In 2003 TV Production Company Mentorn proposed a documentary called Futurehuman in which von Hagens would perform a series of modifications on a corpse to demonstrate 'improvements' to human anatomy. The controversy was sparked when the company, with von Hagens, appealed publicly for, and recruited, a terminally-ill person to donate his body for the project. The documentary was cancelled after the body donor pulled out.

Literally a "mad doctor".  You can't trust just any old expert to give advice or to set your curriculum.

I suppose what I am getting at is that sex education is pretty simple when you come down to it.  Sex isn't exactly hard to get a grip on. God let Adam and Eve do it, and if they didn't do it, we wouldn't be here.  Kids are going to work it out if you don't get involved.  Just expose them to the facts.  The facts make everything boring.  How often do the average couple have sex?  How large is the average man's thing-o?  How long does sex last?  What list of 1001 things can make men not "perform".  The facts are much more boring than the real thing.  Take all of the fun out of it by being honest about it. And if you don't want to do it as a teacher (I would never do it) give some DVDs to parents.  The "Sex Education Show" on Channel 4 makes it far, far too honest.  It's one of those things that once you see it, you can never erase those images from your head.

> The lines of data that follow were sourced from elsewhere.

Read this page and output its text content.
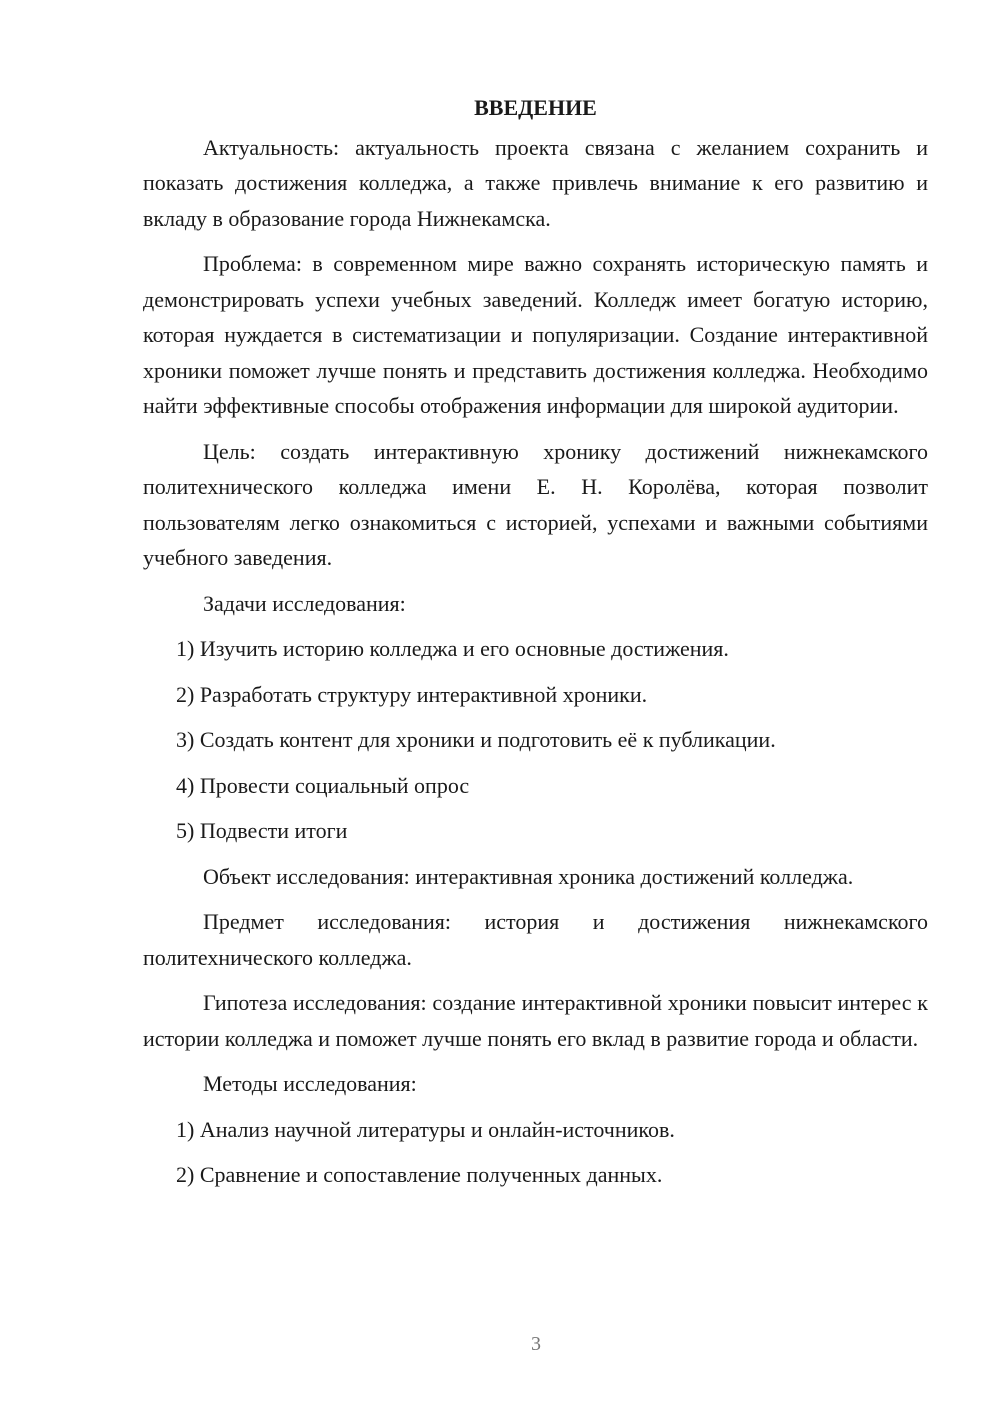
ВВЕДЕНИЕ

Актуальность: актуальность проекта связана с желанием сохранить и показать достижения колледжа, а также привлечь внимание к его развитию и вкладу в образование города Нижнекамска.

Проблема: в современном мире важно сохранять историческую память и демонстрировать успехи учебных заведений. Колледж имеет богатую историю, которая нуждается в систематизации и популяризации. Создание интерактивной хроники поможет лучше понять и представить достижения колледжа. Необходимо найти эффективные способы отображения информации для широкой аудитории.

Цель: создать интерактивную хронику достижений нижнекамского политехнического колледжа имени Е. Н. Королёва, которая позволит пользователям легко ознакомиться с историей, успехами и важными событиями учебного заведения.

Задачи исследования:

1) Изучить историю колледжа и его основные достижения.
2) Разработать структуру интерактивной хроники.
3) Создать контент для хроники и подготовить её к публикации.
4) Провести социальный опрос
5) Подвести итоги

Объект исследования: интерактивная хроника достижений колледжа.

Предмет исследования: история и достижения нижнекамского политехнического колледжа.

Гипотеза исследования: создание интерактивной хроники повысит интерес к истории колледжа и поможет лучше понять его вклад в развитие города и области.

Методы исследования:

1) Анализ научной литературы и онлайн-источников.
2) Сравнение и сопоставление полученных данных.
3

Here's another funny story.  I was on a big national committee for girls and IT - for girls to take science and technology subjects, study them at university and gets careers in IT and science.  So I saw a conference of "Girls and IT" and I went.  I was the only man in the whole place, and I sat right in the middle. Then the conference started.  And it was actually all about menstruation, and some on-line club that girls can join to talk about it.  It was a wonderful conference, but not what I expected.  I was so embarrassed and I felt like a creepy old man.  I pretended my phone rung (very badly) and I left, very, very red in the face.  And at the time I was some big-wig government person going to a teacher day.  And they were all wondering why I was there in the first place.  Never again.